21 Days Of Prayer | Day 20 - West Ridge Church

Prayer Guide: Day 20

“O Lord, my heart is not lifted up; my eyes are not raised too high; I do not occupy myself with things too great and too marvelous for me. But I have calmed and quieted my soul, like a weaned child with its mother; like a weaned child is my soul within me. O Israel, hope in the Lord from this time forth and forevermore.” Psalm 131  

What is anxiety? Technically, anxiety is the way our bodies respond to fear and worry—it’s the physical response to a mental state. As we’ve seen (and maybe experienced), it can drastically affect us and interfere with the quality of our lives. According to reports, around 50% of people feel anxious day-to-day; the younger the age, the higher the statistic. In Psalm 131, the writer closes with a “calmed and quieted soul” but how did he get there?

First, he destroyed the idols of his heart. Biblically, the “heart” is the operating center of our being. It is who we are and what we want most deeply. The Psalmist says that his heart isn’t lifted up. He isn’t desiring or pursuing things not meant for him. When our hearts are oriented around the stuff of this world rather than the person of Christ, they depend upon what can be lost and can’t uphold the weight of our souls. When our hearts are oriented around Christ—who He is and what He’s done—things remain in their proper state. We receive and enjoy things without worshiping them. They can be taken away or given away without crushing our souls and destabilizing our lives.

Second, he disciplined the thoughts of his mind. In Jewish culture, the eyes were always used to talk about the mind. The Psalmist says his eyes “are not raised too high,” but what does that mean? The next line explains: “I do not occupy myself with things too great and too marvelous for me.” He’s battling against that deeply ingrained part of us that wants to be God, that part of us that doesn’t trust Him to take care of us and therefore feels the need to worry and concern ourselves with things never meant for us.

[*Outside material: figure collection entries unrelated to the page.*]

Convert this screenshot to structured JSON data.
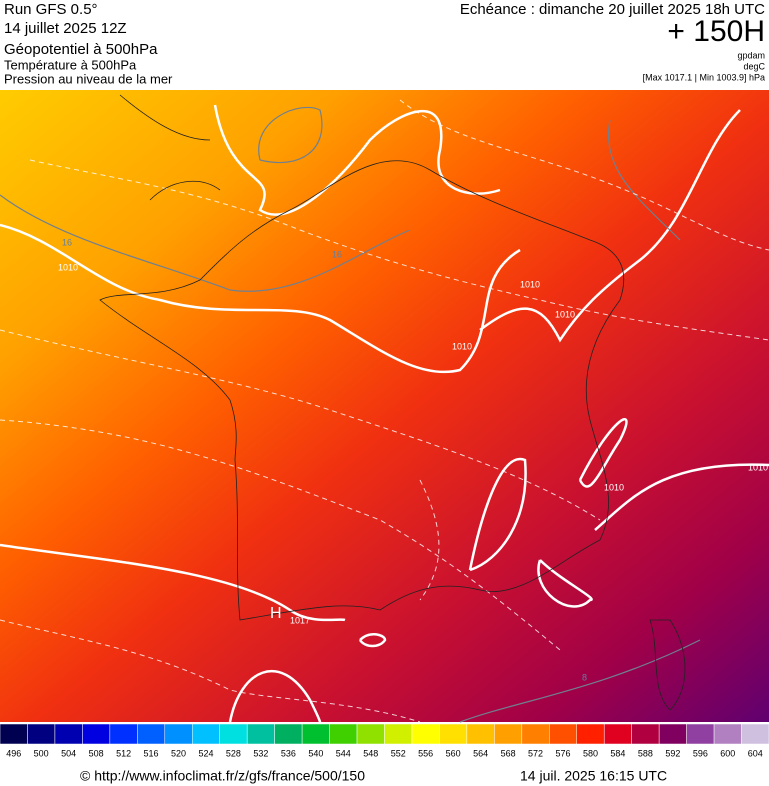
{
  "header": {
    "run": "Run GFS 0.5°",
    "date": "14 juillet 2025 12Z",
    "fields": [
      "Géopotentiel à 500hPa",
      "Température à 500hPa",
      "Pression au niveau de la mer"
    ],
    "valid": "Echéance : dimanche 20 juillet 2025 18h UTC",
    "lead": "+ 150H",
    "units": [
      "gpdam",
      "degC",
      "[Max 1017.1 | Min 1003.9] hPa"
    ]
  },
  "map_labels": [
    "16",
    "1010",
    "16",
    "1010",
    "1010",
    "1010",
    "1010",
    "1010",
    "1017",
    "H",
    "8"
  ],
  "colorbar": {
    "labels": [
      496,
      500,
      504,
      508,
      512,
      516,
      520,
      524,
      528,
      532,
      536,
      540,
      544,
      548,
      552,
      556,
      560,
      564,
      568,
      572,
      576,
      580,
      584,
      588,
      592,
      596,
      600,
      604
    ],
    "colors": [
      "#000050",
      "#000080",
      "#0000b0",
      "#0000e0",
      "#0030ff",
      "#0060ff",
      "#0090ff",
      "#00c0ff",
      "#00e0e0",
      "#00c0a0",
      "#00b060",
      "#00c030",
      "#40d000",
      "#90e000",
      "#d0f000",
      "#ffff00",
      "#ffe000",
      "#ffc000",
      "#ffa000",
      "#ff8000",
      "#ff5000",
      "#ff2000",
      "#e00020",
      "#b00040",
      "#800060",
      "#9040a0",
      "#b080c0",
      "#d0c0e0"
    ]
  },
  "footer": {
    "source": "© http://www.infoclimat.fr/z/gfs/france/500/150",
    "timestamp": "14 juil. 2025 16:15 UTC"
  }
}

It’s important to note that this Psalm is both a prayer to God and a declaration to himself. He is commanding his heart and mind while asking God for help at the same time. Our thoughts and emotions don’t tend to fall into place by accident. They must be led. Thankfully, God helps us with this. The writer closes by drawing a rare picture of God as a nurturing mother and himself as a baby content to rest in his mother’s arms. Is this baby concerned about the future—whether it will have enough or be enough? No. If you believe God is small and unable to provide for you or care for you, you can be tempted to place yourself on the throne and melt beneath the weight of it all. But God isn’t small. He doesn’t need your help being God. If you believe God isn’t concerned about you or involved with the details of your life, it’s easy to feel the need to grasp and try to secure things for ourselves anxiously. But He isn’t passively standing by; He is working because He cares.

If you need proof, look at the cross where the power of God to conquer sin, death, and hell and the care of God to love you, serve you, and make a way for you was on full display for you to be certain—once and for all—that God can be trusted to take care of you. You don’t have to lift your heart up; you can have a settled heart. You don’t have to raise your eyes too high; you can have a present mind. You don’t have to occupy yourself with things too great and marvelous for you; you can quiet your soul.

Personal Prayer Focus

As you pray today, examine your heart and response to God’s sovereignty, care, and provision in your life. Ask the Lord to reveal anything that’s become an idol, and pray that He will dismantle patterns of attempted self-sufficiency that keep you from trusting in and depending on him.

WRC Prayer Focus 

Our Pastor has often said, “For what’s at stake, do whatever it takes.” Years ago, we conducted a study showing that more than 85% of the 357,000 people in our community remain unchurched. We believe that every single one of those people deserves an opportunity to hear and respond to the Gospel of Jesus. In response, we launched our vision fund—an initiative focused on doing whatever it takes. As you draw near to God in prayer, ask that He unite our entire church around the vision of seeing our neighbors become fully devoted followers of Jesus.